= Hemā =

Hemā is a figure in both Hawaiian and Māori mythology, as well as an epithet of the goddess Lakshmi in Hinduism.

==Māori==
In Māori mythology, Hema is a son of Whaitiri and Kaitangata and the father of Tāwhaki and Karihi. In North Island stories, he was killed by the Ponaturi, evil creatures who live by day in the water. Tāwhaki, Karihi and their mother trick the Ponaturi into entering a house, and then locked them in, claiming there was still time before the dawn. They then opened the door after sunrise, and the Ponaturi were killed by the exposure to sunlight (Tregear 1891:61, 496).

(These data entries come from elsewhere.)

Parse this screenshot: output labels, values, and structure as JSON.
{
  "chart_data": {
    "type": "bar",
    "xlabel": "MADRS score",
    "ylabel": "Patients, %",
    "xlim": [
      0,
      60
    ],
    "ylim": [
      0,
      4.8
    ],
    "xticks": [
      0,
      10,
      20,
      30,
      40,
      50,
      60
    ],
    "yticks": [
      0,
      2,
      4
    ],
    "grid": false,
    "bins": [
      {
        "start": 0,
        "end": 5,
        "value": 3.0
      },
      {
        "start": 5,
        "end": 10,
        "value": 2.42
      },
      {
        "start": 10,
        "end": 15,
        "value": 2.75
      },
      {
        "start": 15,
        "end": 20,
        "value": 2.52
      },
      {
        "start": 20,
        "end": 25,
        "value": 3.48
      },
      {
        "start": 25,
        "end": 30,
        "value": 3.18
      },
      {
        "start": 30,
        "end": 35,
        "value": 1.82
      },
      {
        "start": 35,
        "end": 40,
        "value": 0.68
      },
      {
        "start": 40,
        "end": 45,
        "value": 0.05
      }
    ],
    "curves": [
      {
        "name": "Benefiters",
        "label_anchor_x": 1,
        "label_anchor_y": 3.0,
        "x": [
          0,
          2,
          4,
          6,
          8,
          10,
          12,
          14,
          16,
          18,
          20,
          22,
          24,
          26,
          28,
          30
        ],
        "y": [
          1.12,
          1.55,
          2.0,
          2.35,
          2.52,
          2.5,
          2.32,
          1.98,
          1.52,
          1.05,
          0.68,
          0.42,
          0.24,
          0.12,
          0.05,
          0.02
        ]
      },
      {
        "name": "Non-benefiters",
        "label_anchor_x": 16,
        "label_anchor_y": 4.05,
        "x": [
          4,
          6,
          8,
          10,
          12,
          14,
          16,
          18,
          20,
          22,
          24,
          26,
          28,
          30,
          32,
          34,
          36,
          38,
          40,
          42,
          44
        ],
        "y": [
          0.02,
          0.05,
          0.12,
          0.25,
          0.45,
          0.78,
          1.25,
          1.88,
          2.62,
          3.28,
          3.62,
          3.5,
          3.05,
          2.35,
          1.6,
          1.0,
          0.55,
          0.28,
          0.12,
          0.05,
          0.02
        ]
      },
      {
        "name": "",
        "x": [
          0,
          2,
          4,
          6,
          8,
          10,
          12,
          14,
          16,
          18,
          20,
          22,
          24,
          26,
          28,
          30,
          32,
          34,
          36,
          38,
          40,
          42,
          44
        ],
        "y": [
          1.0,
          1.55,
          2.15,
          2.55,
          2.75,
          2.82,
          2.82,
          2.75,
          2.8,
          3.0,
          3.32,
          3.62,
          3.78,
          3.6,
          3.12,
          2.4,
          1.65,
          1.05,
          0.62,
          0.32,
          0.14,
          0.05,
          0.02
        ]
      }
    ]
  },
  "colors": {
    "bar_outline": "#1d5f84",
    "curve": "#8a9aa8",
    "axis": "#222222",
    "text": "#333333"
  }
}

The only survivor (in one account) was Tonga-Hiti and in another account kanae, the grey mullet.

==Hawaii==
In Hawaiian mythology, Hemā and his brother Puna are sons of the man named Aikanaka by his consort, Hinahanaiakamalama—often simply called Hina. His son was Kaha'i. Hina is disgusted by her children's dirtiness, and she goes to the moon. In some accounts, Hemā sails to a far-off country, where he is killed by the people which habitually kill all strangers. Kaha'i goes on a journey to find him. Other accounts have Hemā as a son of Mahina.